A real estate short sale, or pre foreclosure sale is when a homeowner sells their home for less than the outstanding amount of their mortgage loan, during the pre-foreclosure period.


See Definition of Short Sale in Plain English for a detailed definition.




Banks allow 3 to 5 months usually to allow a homeowner to attempt to sell their home. There are specific requirements that need to be met before a homeowner can sell short. A pre-foreclosure sale must be agreed to by the bank, as they are going to lose money in the deal. Usually a bank will consider a short sale as this is less costly to them than foreclosure.

Do you qualify for a short sale?

  • Your property's value must have dropped.

  • You are not allowed to own other valuable property that can be used as collateral.

  • You must prove that your circumstances have changed for the worse which means that you can no longer service your mortgage loan.

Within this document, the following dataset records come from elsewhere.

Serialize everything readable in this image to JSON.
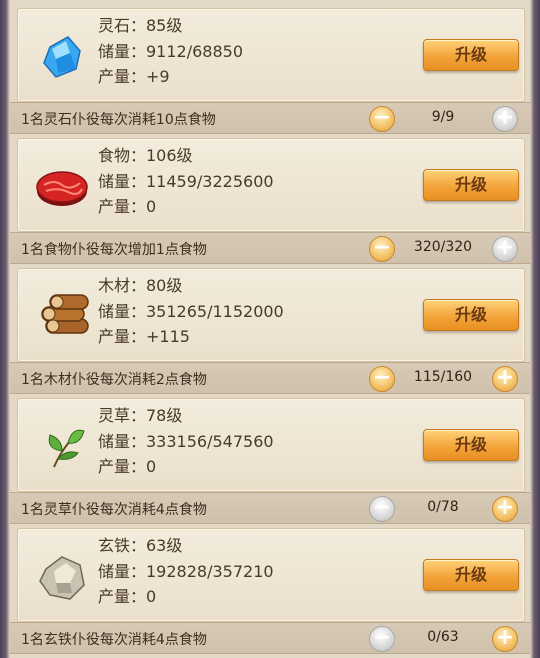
{
  "upgrade_label": "升级",
  "resources": [
    {
      "id": "lingshi",
      "icon": "blue-crystal-icon",
      "line1": "灵石：85级",
      "line2": "储量：9112/68850",
      "line3": "产量：+9",
      "desc": "1名灵石仆役每次消耗10点食物",
      "count": "9/9",
      "minus_enabled": true,
      "plus_enabled": false
    },
    {
      "id": "food",
      "icon": "meat-icon",
      "line1": "食物：106级",
      "line2": "储量：11459/3225600",
      "line3": "产量：0",
      "desc": "1名食物仆役每次增加1点食物",
      "count": "320/320",
      "minus_enabled": true,
      "plus_enabled": false
    },
    {
      "id": "wood",
      "icon": "wood-logs-icon",
      "line1": "木材：80级",
      "line2": "储量：351265/1152000",
      "line3": "产量：+115",
      "desc": "1名木材仆役每次消耗2点食物",
      "count": "115/160",
      "minus_enabled": true,
      "plus_enabled": true
    },
    {
      "id": "herb",
      "icon": "herb-leaf-icon",
      "line1": "灵草：78级",
      "line2": "储量：333156/547560",
      "line3": "产量：0",
      "desc": "1名灵草仆役每次消耗4点食物",
      "count": "0/78",
      "minus_enabled": false,
      "plus_enabled": true
    },
    {
      "id": "iron",
      "icon": "iron-ore-icon",
      "line1": "玄铁：63级",
      "line2": "储量：192828/357210",
      "line3": "产量：0",
      "desc": "1名玄铁仆役每次消耗4点食物",
      "count": "0/63",
      "minus_enabled": false,
      "plus_enabled": true
    }
  ]
}
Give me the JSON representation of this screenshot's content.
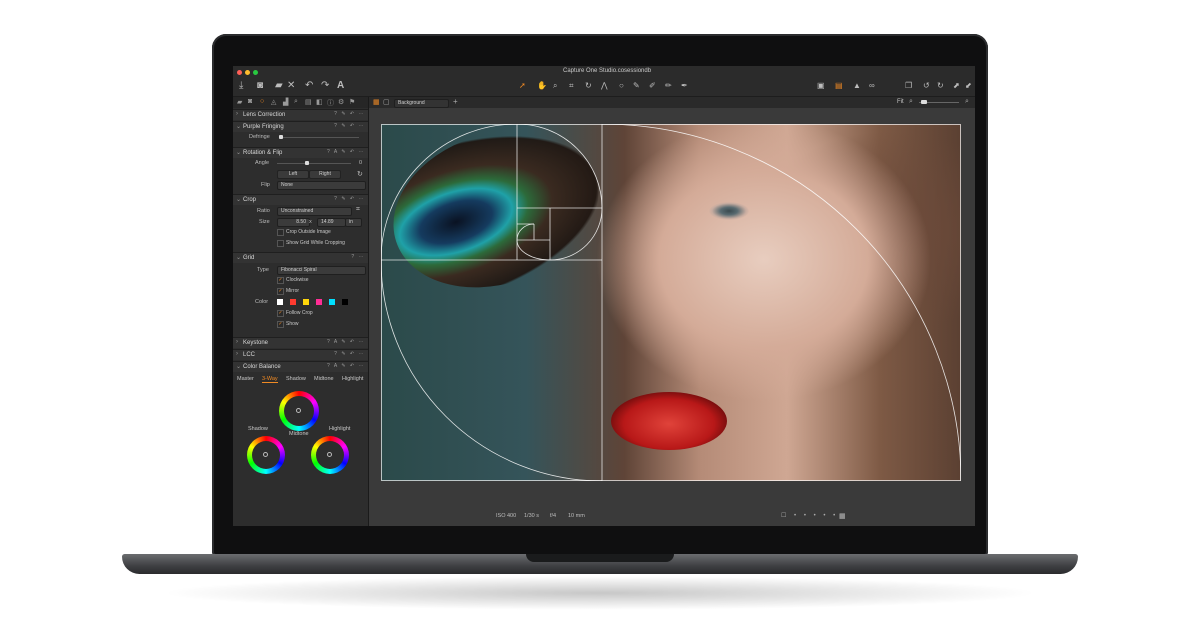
{
  "window": {
    "title": "Capture One Studio.cosessiondb"
  },
  "toolbar": {
    "left_icons": [
      "import-icon",
      "camera-icon",
      "folder-move-icon",
      "delete-icon",
      "undo-icon",
      "redo-icon",
      "text-icon"
    ],
    "center_icons": [
      "cursor-icon",
      "pan-icon",
      "loupe-icon",
      "crop-icon",
      "rotate-icon",
      "keystone-icon",
      "circle-icon",
      "picker-icon",
      "brush-icon",
      "eraser-icon",
      "gradient-icon"
    ],
    "right_icons": [
      "overlay-icon",
      "grid-icon",
      "warning-icon",
      "glasses-icon",
      "copy-icon",
      "reset-icon",
      "redo-all-icon",
      "apply-icon",
      "settings-icon"
    ]
  },
  "viewer": {
    "background_label": "Background",
    "zoom_label": "Fit",
    "status": {
      "iso": "ISO 400",
      "shutter": "1/30 s",
      "aperture": "f/4",
      "focal": "10 mm"
    }
  },
  "panel": {
    "lens_correction": {
      "title": "Lens Correction"
    },
    "purple_fringing": {
      "title": "Purple Fringing",
      "defringe_label": "Defringe"
    },
    "rotation_flip": {
      "title": "Rotation & Flip",
      "angle_label": "Angle",
      "angle_value": "0",
      "left_button": "Left",
      "right_button": "Right",
      "flip_label": "Flip",
      "flip_value": "None"
    },
    "crop": {
      "title": "Crop",
      "ratio_label": "Ratio",
      "ratio_value": "Unconstrained",
      "size_label": "Size",
      "width": "8.50",
      "x": "x",
      "height": "14.89",
      "unit": "in",
      "crop_outside": "Crop Outside Image",
      "show_grid": "Show Grid While Cropping"
    },
    "grid": {
      "title": "Grid",
      "type_label": "Type",
      "type_value": "Fibonacci Spiral",
      "clockwise": "Clockwise",
      "mirror": "Mirror",
      "color_label": "Color",
      "colors": [
        "#ffffff",
        "#ff3b30",
        "#ffd60a",
        "#ff2d95",
        "#00e0ff",
        "#000000"
      ],
      "follow_crop": "Follow Crop",
      "show": "Show"
    },
    "keystone": {
      "title": "Keystone"
    },
    "lcc": {
      "title": "LCC"
    },
    "color_balance": {
      "title": "Color Balance",
      "tabs": [
        "Master",
        "3-Way",
        "Shadow",
        "Midtone",
        "Highlight"
      ],
      "active_tab": "3-Way",
      "labels": {
        "shadow": "Shadow",
        "midtone": "Midtone",
        "highlight": "Highlight"
      }
    }
  },
  "colors": {
    "accent": "#f08a24",
    "panel": "#2d2d2d",
    "viewer": "#3a3a3a"
  }
}
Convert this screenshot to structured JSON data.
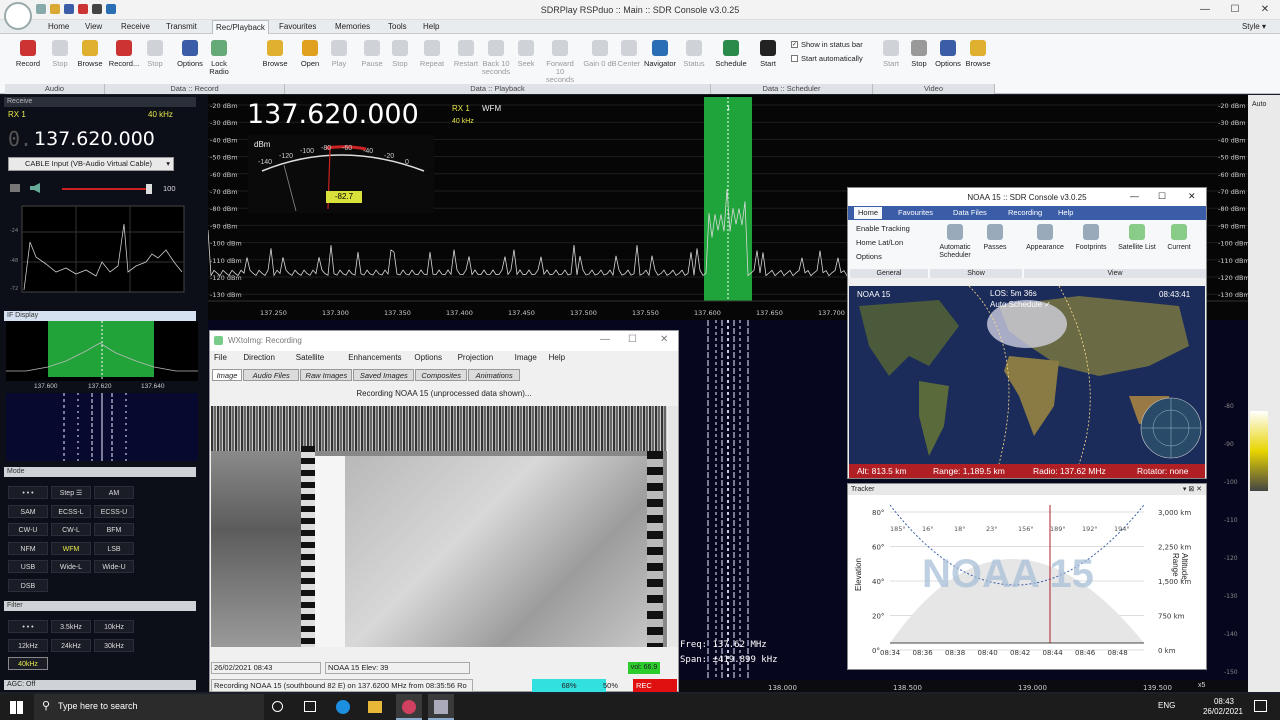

  • Your appraised value of the property should be no less than 70% of the mortgage loan.

  • The sale price is not allowed to be less than 95% of the appraised value.

  • You must be at least 2 months in arrears on mortgage repayments.

  • You must be able to sell your home within a 3 to 5 month period (this time is allotted by the lender, and can very from lender to lender).

Benefits

Not as bad for your credit score as foreclosure, but can still prevent you from being able to get a mortgage loan for 3 to 5 years.

What if you don't qualify?

Then unless you can make up the arrears on your mortgage payments, you are going to be headed for foreclosure.

What are your options now?

Either catch up your arrears or foreclosure or bankruptcy.